The first thing we did was structure and hire to ensure the entire customer experience is supported. So we have sub-teams focused on: PR/Corporate Communications, Events, Demand Generation, Marketing Intelligence, Product Marketing, Customer Success, and Creative Services. By having a horizontal team, more people are closer to the decision point, and more people have both the visibility into what needs to be done and the autonomy to make the call against what needs to be done (based on a system of shared values we’ve agreed to quarter over quarter.) As a result, the teams are nimble enough to adjust to not all customer needs, but to the most pressing, the most urgent, or the most impactful.

3. Fast-growing companies reach a point at which they need tools that will not just work for “now” but will grow with them. At what point in your growth trajectory did you realize it was time to future-proof your marketing tools?

Our biggest point came last summer when we were using one very specific marketing automation system that was holding back our outbound sales efforts. We needed to make the switch. And as a result, we spent exceptional time researching (thank you to Scott Daily, Marketing Intelligence Manager on our team) and arrived at Marketo as the optimal solution. What I’ve learned is it’s important to let the business need and objective write the RFP for the appropriate technology solution without looking at a solution first. And we’ve had great success with Marketo, including making an investment in our newest team member and Marketo Expert, Alexis D’Alba.

4. Describe the marketing team’s relationship with sales. What was the biggest factor inaligning to the two areas of the business?

I have run several sales teams in the past, and have had the benefit of running several functions (including product, service, and obviously, marketing, as well as overall integrated business lines.) I lead with that because one thing I think I have learned is empathy for successful cross-functional relationships. So to answer the question, we have a highly functioning relationship across sales and service, team member by team member.
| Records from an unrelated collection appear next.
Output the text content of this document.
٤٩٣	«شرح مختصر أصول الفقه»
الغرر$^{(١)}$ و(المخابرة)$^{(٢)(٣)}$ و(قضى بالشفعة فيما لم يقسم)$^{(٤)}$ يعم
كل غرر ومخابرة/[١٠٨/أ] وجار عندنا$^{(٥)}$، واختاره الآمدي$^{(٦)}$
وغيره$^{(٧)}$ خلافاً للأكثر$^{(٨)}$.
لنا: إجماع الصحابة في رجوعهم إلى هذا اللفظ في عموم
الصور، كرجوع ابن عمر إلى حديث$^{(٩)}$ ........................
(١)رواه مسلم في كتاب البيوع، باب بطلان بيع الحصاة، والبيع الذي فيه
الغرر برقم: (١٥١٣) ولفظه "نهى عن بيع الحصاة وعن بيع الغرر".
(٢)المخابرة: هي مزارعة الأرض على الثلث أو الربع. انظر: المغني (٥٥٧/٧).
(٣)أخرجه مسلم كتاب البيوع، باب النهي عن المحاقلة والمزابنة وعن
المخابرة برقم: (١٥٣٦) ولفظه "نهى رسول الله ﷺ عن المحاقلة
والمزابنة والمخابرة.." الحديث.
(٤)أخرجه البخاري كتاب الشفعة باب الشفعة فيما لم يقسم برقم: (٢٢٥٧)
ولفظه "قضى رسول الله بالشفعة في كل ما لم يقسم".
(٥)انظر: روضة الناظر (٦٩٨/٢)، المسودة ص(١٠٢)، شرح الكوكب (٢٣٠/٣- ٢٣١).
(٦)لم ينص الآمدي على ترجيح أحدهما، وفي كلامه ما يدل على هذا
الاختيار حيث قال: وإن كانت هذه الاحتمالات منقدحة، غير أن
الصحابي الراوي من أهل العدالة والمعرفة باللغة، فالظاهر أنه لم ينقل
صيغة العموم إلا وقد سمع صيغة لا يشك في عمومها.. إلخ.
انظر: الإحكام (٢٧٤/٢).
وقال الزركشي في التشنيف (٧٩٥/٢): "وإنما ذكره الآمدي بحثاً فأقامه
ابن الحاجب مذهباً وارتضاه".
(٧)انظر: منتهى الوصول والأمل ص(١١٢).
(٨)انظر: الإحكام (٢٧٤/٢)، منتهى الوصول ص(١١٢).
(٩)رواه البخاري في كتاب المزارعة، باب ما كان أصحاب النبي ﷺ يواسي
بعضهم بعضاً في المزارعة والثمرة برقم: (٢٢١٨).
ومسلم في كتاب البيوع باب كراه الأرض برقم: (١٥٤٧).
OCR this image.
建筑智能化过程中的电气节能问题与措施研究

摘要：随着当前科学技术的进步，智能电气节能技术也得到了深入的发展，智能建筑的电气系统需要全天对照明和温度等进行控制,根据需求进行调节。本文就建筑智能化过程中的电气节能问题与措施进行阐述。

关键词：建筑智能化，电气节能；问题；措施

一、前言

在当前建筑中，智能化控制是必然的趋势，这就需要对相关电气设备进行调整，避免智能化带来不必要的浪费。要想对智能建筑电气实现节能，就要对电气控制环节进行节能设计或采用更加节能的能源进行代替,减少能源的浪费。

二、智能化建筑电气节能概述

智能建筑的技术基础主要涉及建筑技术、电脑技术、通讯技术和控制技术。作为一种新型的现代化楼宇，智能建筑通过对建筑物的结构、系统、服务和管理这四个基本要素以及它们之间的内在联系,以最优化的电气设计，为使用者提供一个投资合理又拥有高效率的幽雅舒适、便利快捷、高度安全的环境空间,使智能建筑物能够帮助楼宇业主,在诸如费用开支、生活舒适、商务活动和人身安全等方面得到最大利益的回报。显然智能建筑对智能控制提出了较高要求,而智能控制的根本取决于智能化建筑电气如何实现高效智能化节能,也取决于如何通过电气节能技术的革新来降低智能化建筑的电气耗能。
Because we’ve built empathy and respect for each other, and we all are focused on the customer’s need.

5. What advice would you give to other CMOs who are thinking about strategies for growth and how to structure their teams to support that growth?

Have a model you believe in and can sell through and build support for. It will structure your thinking but it will give you a compass to guide you and refer to throughout. Start with what you need to do and who/what you have to work with so you can make progress quickly and efficiently. And use that starting point as a way to evaluate the longer-term decisions you need to make (team structure, technology solutions, partners, goals.) If done correctly, you can have enough of this work done and sized in 30-60 days.